O governo dos EUA propõe liderar uma força multinacional em Gaza após a guerra, com tropas de Albânia, Indonésia, Cazaquistão, Kosovo e Marrocos. A iniciativa foi anunciada por Donald Trump, ao apresentar seu Conselho de Paz em Washington, sob forte escrutínio internacional.

O plano exige desarmamento completo do Hamas e apoio de Israel. Mesmo assim, o comité liderado por aliados autocráticos não garante que conseguirá encerrar o conflito nem reconstruir Gaza como uma espécie de “riviera”.

Reunião inaugural e metas

Durante a cúpula de inauguração, o presidente do Cazaquistão, Kassym-Jomart Tokayev, sugeriu um prêmio de paz Trump. O chefe do Fifa, Gianni Infantino, vestiu um boné vermelho dos EUA ao anunciar uma parceria com o comitê de US$ 1 bilhão por assento.

Trump abriu a sessão destacando um compromisso de US$ 10 bilhões para um fundo de reconstrução de Gaza, descrevendo a medida como crucial para “harmonia duradoura” na região. Também mencionou o apoio de outras nações ao plano.

Financiamento e participação internacional

Além dos recursos do governo americano, países como Azerbaijão, Bahrein, Cazaquistão, Marrocos, Quatar, Arábia Saudita e Emirados Árabes Unidos teriam aporte de US$ 7 bilhões. A UNESCO/ONU entrariam com US$ 2 bilhões e a Fifa com US$ 75 milhões, segundo dados apresentados pela mesma mesa.

Maj Gen Jasper Jeffers III, oficial norte-americano designado para comandar a Força Internacional de Estabilização (ISF), disse que a meta é mobilizar 20 mil soldados em cinco setores de Gaza, iniciando por Rafah. A ideia é treinar 12 mil policiais com apoio de Egito e Jordânia.

Reações e desdobramentos

O presidente da Indonésia, Prabowo Subianto, afirmou disposição para até 8 mil militares, ou mais, se necessário. O Guardian apurou que o plano prevê instalar uma base militar de 5 mil pessoas em Gaza, em uma área de mais de 350 acres, conforme registros de contratos do conselho.
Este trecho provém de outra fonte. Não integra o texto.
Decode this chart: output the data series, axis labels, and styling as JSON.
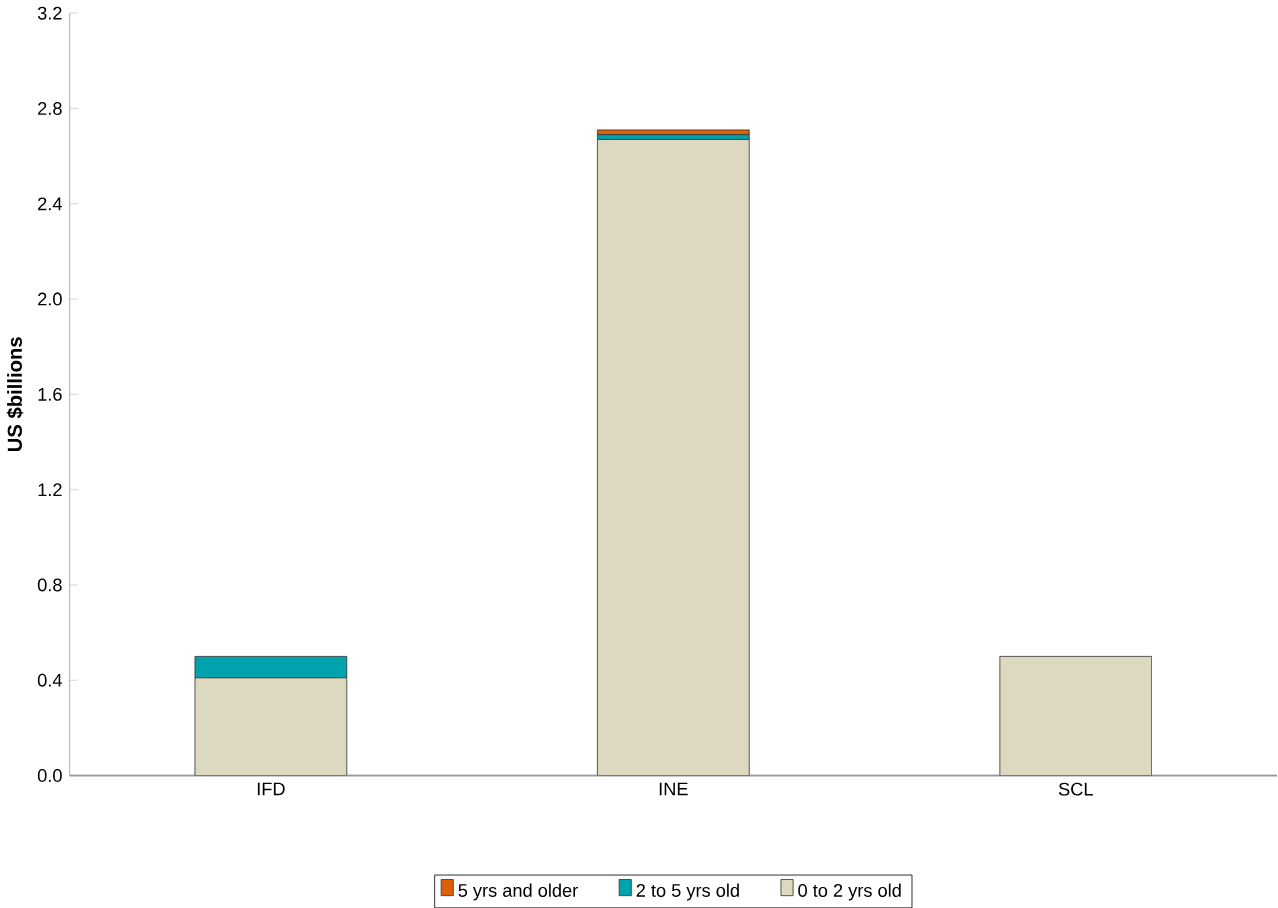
{
  "chart_data": {
    "type": "bar",
    "stacked": true,
    "ylabel": "US $billions",
    "categories": [
      "IFD",
      "INE",
      "SCL"
    ],
    "series": [
      {
        "name": "0 to 2 yrs old",
        "color": "#ddd8c0",
        "values": [
          0.41,
          2.67,
          0.5
        ]
      },
      {
        "name": "2 to 5 yrs old",
        "color": "#00a3ad",
        "values": [
          0.09,
          0.02,
          0
        ]
      },
      {
        "name": "5 yrs and older",
        "color": "#e0600a",
        "values": [
          0,
          0.02,
          0
        ]
      }
    ],
    "ylim": [
      0,
      3.2
    ],
    "yticks": [
      "0.0",
      0.4,
      0.8,
      1.2,
      1.6,
      "2.0",
      2.4,
      2.8,
      3.2
    ],
    "legend": "bottom",
    "grid": false
  }
}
Entre críticas, trabalhadores humanitários destacam a falta de direção de uma organização criada pelo conselho, a National Committee for the Administration of Gaza, e a sala da ISF no território permanece vazia. Delimitar mandato e regras de engajamento continua em aberto.

Contexto internacional

O Conselho de Paz é visto por vários países como uma espécie de “ONU sombra”; poucos aliados europeus aderiram. Vaticano comunicou que não participará. O primeiro-ministro israelense, Benjamin Netanyahu, não participou da reunião, com o ministro das Relações Exteriores enfatizando compromissos de segurança de Israel.